Annotations & Limitations

  1. Further information on vaccination recommendations and vaccines can be found on the FAQ page of the Robert Koch Institute.
  2. In the EMS, a severity level is deposited to some extent. However, this information is not meaningful/accurate enough to make reliable evaluations. However, there is one exception: if the person dies of/with covid this is stored in the system with a relatively good quality. Note: The AGES is trying to collect the severity data (retrospectively), but this information is not included in this evaluation.
  3. Vaccine efficacy analyses are usually done for efficacy against a) infection, b) symptomatic disease, c) hospitalization, d) requires intensive care, or e) death. In many countries, data are collected for b). For a), systematic PCR screening of predefined groups is necessary (expensive and laborious). The analysis performed here should be seen as an intermediate form of a) and b).
  4. In order to get meaningful and comparable results, the period 9/1/2021 to 10/31/2021 was used. The reason: within this observation period, on the one hand, the vaccination rate has remained approximately unchanged and, on the other hand, the infection incidence has been very active. The cut-off date for the following data is 31.10.2021.
  5. In order to keep the detailed analysis manageable and easier to understand, only mRNA vaccines were focused on. The reason for this, besides the difference in efficacy, is that the use and vaccination recommendations have changed significantly for the other two vaccines: De facto stop by AstraZeneca and urgent recommendation for second vaccination by Johnson&Johnson. Therefore, the collection of the necessary data here would also be much more complicated.
  6. official data on Covid-19 case numbers in hospitals and intensive care units with information on vaccination status in Austria are unfortunately not available (not systematically collected), so we have to make do with EMS data.
  7. The number of unreported cases is not included in these calculations. Since vaccination protects against (severe) symptoms, it is likely that the underreporting rate among vaccinated persons is higher because an (asymptomatic) infection is not noticed. In addition, a testing bias among vaccinated persons is to be expected, since vaccinated persons may test themselves less often. Reasons for this include lack of need (in 3G regimen) or different contact classification (K2 instead of K1).
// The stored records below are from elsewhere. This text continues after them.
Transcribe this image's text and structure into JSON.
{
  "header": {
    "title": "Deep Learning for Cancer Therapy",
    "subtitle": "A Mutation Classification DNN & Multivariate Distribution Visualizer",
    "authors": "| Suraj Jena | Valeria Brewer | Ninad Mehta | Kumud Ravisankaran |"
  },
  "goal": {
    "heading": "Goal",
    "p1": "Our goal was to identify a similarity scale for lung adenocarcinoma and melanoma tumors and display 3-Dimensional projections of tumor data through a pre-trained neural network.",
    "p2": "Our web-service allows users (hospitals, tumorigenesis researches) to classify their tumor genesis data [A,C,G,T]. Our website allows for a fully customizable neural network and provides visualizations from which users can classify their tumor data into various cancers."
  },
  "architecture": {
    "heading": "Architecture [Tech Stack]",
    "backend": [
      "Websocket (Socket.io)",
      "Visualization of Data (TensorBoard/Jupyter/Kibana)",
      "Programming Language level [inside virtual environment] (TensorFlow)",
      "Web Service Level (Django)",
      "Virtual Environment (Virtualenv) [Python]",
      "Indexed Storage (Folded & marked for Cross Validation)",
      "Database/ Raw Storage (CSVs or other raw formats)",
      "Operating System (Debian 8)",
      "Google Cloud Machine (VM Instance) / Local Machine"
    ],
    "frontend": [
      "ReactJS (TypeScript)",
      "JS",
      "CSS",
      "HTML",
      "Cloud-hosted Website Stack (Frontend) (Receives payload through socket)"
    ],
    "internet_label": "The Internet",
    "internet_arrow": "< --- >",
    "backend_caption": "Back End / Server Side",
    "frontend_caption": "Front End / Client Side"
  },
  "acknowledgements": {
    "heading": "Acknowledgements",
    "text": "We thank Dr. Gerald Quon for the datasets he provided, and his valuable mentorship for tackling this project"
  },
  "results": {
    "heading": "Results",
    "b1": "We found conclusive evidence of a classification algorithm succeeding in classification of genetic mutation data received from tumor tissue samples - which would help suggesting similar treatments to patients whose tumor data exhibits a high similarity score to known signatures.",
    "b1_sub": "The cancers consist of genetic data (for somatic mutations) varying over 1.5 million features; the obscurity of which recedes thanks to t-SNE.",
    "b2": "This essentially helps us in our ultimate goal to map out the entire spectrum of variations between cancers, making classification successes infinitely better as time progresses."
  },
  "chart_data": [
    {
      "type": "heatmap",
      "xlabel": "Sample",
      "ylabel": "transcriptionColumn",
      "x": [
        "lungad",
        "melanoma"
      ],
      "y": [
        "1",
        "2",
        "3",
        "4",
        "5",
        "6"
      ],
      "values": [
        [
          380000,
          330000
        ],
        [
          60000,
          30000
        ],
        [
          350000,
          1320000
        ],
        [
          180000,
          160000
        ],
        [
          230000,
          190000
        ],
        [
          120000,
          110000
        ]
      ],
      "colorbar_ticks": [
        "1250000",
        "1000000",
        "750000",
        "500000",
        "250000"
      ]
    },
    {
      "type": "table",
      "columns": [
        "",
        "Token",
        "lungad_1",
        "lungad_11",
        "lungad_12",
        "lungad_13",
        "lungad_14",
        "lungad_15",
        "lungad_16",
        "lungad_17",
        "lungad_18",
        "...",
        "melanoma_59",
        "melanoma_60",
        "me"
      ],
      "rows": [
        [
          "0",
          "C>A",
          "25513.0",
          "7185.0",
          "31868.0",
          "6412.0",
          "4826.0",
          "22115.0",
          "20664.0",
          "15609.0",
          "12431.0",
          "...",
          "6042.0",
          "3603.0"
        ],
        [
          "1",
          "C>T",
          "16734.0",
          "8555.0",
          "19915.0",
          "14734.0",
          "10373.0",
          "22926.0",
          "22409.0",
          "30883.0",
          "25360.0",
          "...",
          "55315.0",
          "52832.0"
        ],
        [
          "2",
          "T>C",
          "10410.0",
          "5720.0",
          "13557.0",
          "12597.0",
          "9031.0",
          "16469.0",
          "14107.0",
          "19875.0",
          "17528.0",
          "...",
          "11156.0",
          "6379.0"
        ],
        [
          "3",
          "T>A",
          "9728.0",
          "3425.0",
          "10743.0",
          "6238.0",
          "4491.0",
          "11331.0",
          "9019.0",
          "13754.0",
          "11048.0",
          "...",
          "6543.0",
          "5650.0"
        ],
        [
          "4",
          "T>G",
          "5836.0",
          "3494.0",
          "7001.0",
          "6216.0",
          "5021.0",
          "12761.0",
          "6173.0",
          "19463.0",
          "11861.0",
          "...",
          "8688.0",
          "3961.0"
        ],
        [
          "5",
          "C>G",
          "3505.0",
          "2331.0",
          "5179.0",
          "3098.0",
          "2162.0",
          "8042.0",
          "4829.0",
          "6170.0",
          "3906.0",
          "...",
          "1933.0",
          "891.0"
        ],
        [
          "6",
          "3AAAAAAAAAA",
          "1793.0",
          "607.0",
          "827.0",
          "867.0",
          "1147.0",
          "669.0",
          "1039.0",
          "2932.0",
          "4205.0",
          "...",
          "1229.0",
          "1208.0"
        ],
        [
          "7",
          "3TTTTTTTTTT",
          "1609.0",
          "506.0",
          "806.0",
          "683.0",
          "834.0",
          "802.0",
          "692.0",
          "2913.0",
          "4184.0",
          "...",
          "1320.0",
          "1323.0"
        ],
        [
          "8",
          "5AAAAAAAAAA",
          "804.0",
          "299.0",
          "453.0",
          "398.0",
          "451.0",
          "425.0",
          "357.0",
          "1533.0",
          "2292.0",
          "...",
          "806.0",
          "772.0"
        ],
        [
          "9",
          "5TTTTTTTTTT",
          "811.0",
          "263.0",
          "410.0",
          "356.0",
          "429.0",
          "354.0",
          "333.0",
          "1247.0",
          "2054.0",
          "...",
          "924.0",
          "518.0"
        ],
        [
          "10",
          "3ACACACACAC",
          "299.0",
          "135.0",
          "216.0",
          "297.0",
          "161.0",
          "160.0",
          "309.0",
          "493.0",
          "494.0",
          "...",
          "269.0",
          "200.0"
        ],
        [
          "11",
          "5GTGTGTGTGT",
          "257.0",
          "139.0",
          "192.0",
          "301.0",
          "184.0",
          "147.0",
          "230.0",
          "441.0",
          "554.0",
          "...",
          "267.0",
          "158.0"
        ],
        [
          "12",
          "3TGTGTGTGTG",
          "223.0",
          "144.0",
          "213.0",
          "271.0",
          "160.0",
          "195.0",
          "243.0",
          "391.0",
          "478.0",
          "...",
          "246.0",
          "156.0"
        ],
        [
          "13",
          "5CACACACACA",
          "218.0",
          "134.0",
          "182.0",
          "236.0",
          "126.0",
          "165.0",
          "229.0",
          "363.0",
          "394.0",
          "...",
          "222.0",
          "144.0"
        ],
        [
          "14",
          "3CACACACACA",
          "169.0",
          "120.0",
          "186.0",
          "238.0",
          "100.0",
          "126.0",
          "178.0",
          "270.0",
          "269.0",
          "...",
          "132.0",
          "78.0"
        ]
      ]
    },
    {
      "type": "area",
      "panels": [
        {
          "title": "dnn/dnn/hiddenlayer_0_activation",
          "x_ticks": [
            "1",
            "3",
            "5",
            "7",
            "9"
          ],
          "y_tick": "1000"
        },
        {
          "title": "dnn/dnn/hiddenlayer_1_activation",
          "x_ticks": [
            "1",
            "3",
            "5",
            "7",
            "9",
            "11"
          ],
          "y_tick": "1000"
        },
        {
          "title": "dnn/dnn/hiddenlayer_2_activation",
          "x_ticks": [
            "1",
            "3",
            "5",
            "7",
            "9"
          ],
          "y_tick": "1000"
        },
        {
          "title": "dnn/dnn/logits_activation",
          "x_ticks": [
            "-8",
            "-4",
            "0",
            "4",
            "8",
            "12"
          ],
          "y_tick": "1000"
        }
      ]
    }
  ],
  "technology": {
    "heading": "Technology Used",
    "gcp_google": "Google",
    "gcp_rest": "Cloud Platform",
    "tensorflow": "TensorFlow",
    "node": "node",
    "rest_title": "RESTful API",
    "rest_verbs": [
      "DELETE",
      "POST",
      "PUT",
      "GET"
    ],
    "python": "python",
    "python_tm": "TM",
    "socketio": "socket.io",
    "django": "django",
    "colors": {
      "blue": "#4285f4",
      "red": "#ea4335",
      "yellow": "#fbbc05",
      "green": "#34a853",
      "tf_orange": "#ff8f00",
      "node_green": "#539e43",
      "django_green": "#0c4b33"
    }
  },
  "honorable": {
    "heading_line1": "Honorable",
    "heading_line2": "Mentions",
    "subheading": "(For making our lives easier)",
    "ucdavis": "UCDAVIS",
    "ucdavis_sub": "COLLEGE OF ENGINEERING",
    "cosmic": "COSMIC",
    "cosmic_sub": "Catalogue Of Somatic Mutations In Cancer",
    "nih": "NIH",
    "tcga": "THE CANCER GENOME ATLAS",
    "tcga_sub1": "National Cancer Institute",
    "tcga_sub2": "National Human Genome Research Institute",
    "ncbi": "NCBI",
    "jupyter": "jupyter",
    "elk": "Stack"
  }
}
  8. The (additional) effectiveness of booster vaccinations was deliberately not considered in this analysis to keep it easier to understand. It takes 14 days after administration for the booster vaccine to reach nominal efficacy. Allowing for this two-week delay, 197,650 were administered by the end of the observation period (including 10/31/2021). Out of 4,458,920 persons vaccinated with mRNA, this corresponds to a proportion of 4.4%.